Through armies of skeletons, legions of zombies, hordes or noncorporeal undead, and a gauntlet of liches they battled. Eventually they reached the object of their lifelong quest – the Bone Throne. “I claim this throne of evil,” shouted Bane the tyrant. ’’I’ll destroy you before you can raise a finger," threatened Bhaal the assassin. ’’And I shall imprison your essence for eternity," promised Myrkul the necromancer. Jergal arose from his throne with a weary expression and said, “The Throne is yours. I have grown weary of this empty power. Take it if you wish – I promise to serve and guide you as your seneschal until you grow comfortable with the position.”
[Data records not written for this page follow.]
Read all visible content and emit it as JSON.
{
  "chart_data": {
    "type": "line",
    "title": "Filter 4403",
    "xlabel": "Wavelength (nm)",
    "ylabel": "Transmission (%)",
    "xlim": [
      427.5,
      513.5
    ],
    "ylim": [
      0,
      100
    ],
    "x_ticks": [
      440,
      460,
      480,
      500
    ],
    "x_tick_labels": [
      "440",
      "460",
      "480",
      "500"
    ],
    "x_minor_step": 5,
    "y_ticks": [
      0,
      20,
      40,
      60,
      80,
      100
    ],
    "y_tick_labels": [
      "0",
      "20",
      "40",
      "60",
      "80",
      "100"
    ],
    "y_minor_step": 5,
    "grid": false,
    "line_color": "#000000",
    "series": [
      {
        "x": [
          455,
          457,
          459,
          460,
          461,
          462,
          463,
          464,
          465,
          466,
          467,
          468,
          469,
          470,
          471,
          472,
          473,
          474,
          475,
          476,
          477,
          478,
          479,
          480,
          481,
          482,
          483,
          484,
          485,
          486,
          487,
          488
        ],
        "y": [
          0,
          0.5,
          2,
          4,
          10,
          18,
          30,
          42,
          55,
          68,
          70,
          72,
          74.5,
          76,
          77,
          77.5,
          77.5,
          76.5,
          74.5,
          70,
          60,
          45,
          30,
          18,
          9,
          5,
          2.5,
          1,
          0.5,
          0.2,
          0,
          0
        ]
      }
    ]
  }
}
Before the stunned trio could react, the Lord of the Dead continued, “Who among you shall rule?” The trio immediately fell to fighting amongst themselves while Jergal looked on with indifference. When eventually it appeared that either they would all die of exhaustion or battle on for an eternity, the Lord of the End of Everything intervened. “After all you have sacrificed, would you come away with nothing? Why don’t you divide the portfolios of the office and engage in a game of skill for them?” asked Jergal. Bane, Bhaal, and Myrkul considered the god’s offer and agreed. Jergal took the heads of his three most powerful liches and gave them to the trio that they would compete by bowling the skulls. Each mortal rolled a skull across the Gray Waste, having agreed that the winner would be he who bowled the farthest.

Malar the Beastlord arrived to visit Jergal at this moment. After quickly ascertaining that the winner of the contest would get all of Jergal’s power, he chased off after the three skulls to make sure that the contest would be halted until he had a chance to participate for part of the prize. Bane, Bhaal, and Myrkul again fell to fighting, as it was obvious their sport was ruined, and again Jergal intervened. “Why don’t you allow Lady Luck to decide so you don’t have to share with the Beast?”
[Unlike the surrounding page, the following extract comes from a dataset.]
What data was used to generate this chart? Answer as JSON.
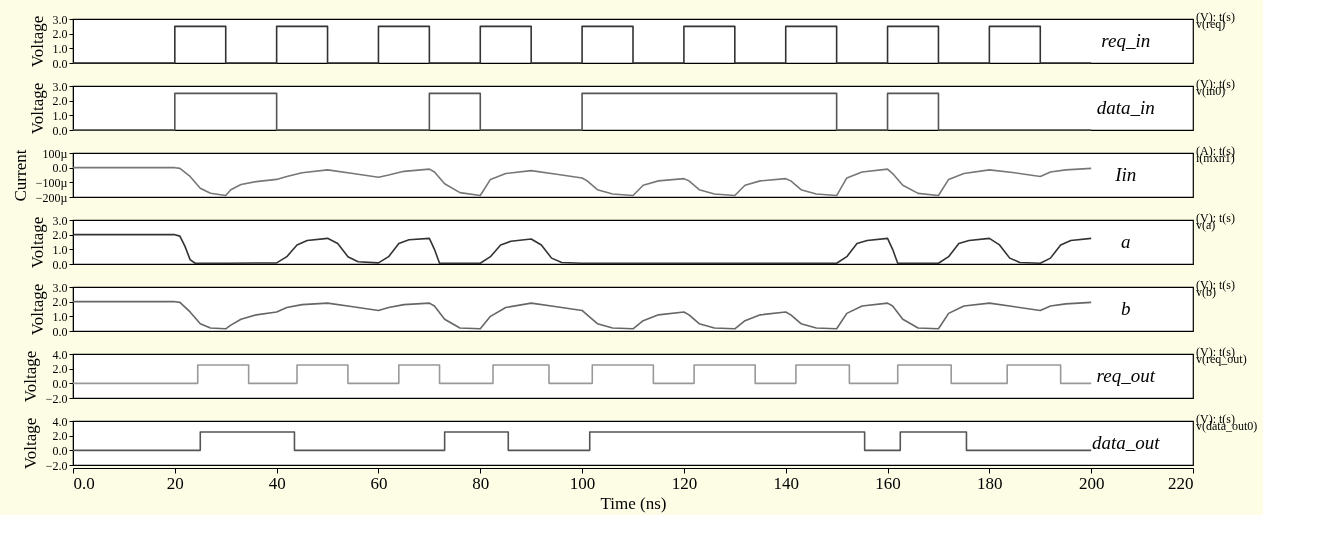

The trio agreed, and Jergal broke off his skeletal finger bones and gave them to the players. When Malar returned form chasing the skulls, he found that the trio had just finished a game of knucklebones. Bane cried out triumphantly, “As winner, I choose to rule for all eternity as the ultimate tyrant. I can induce hatred and strife at my whim, and all will bow down before me while in my kingdom.” Myrkul, who had won second place, declared, “But I choose the dead, and by doing so I truly win, because all you are lord over, Bane, will eventually be mine. All things must die – even gods.”
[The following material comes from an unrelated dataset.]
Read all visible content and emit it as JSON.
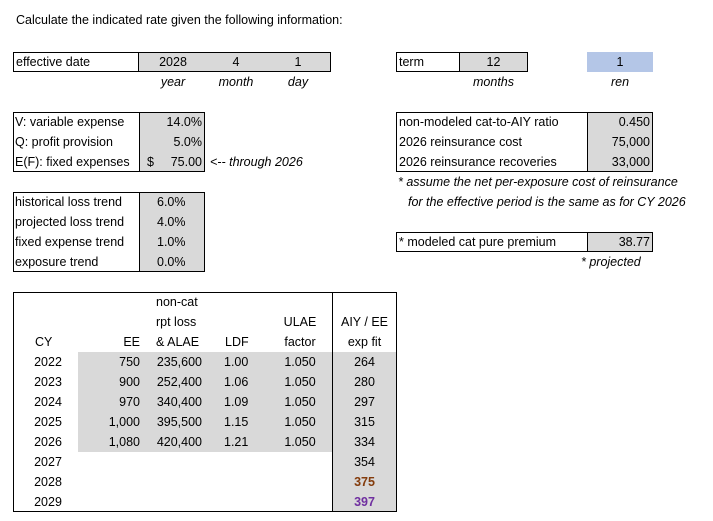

Bhaal, who finished third, demurred, “I choose death, and it is by my hand that all that you rule Lord Bane will eventually pass to Lord Myrkul. Both of you must pay honor to me and obey my wishes, since I can destroy your kingdom Bane, by murdering your subjects, and I can starve your kingdom, Myrkul by staying my hand.” Malar growled in frustration, but could do nothing, and yet again only the beasts were left for him. And Jergal merely smiled, for he had been delivered.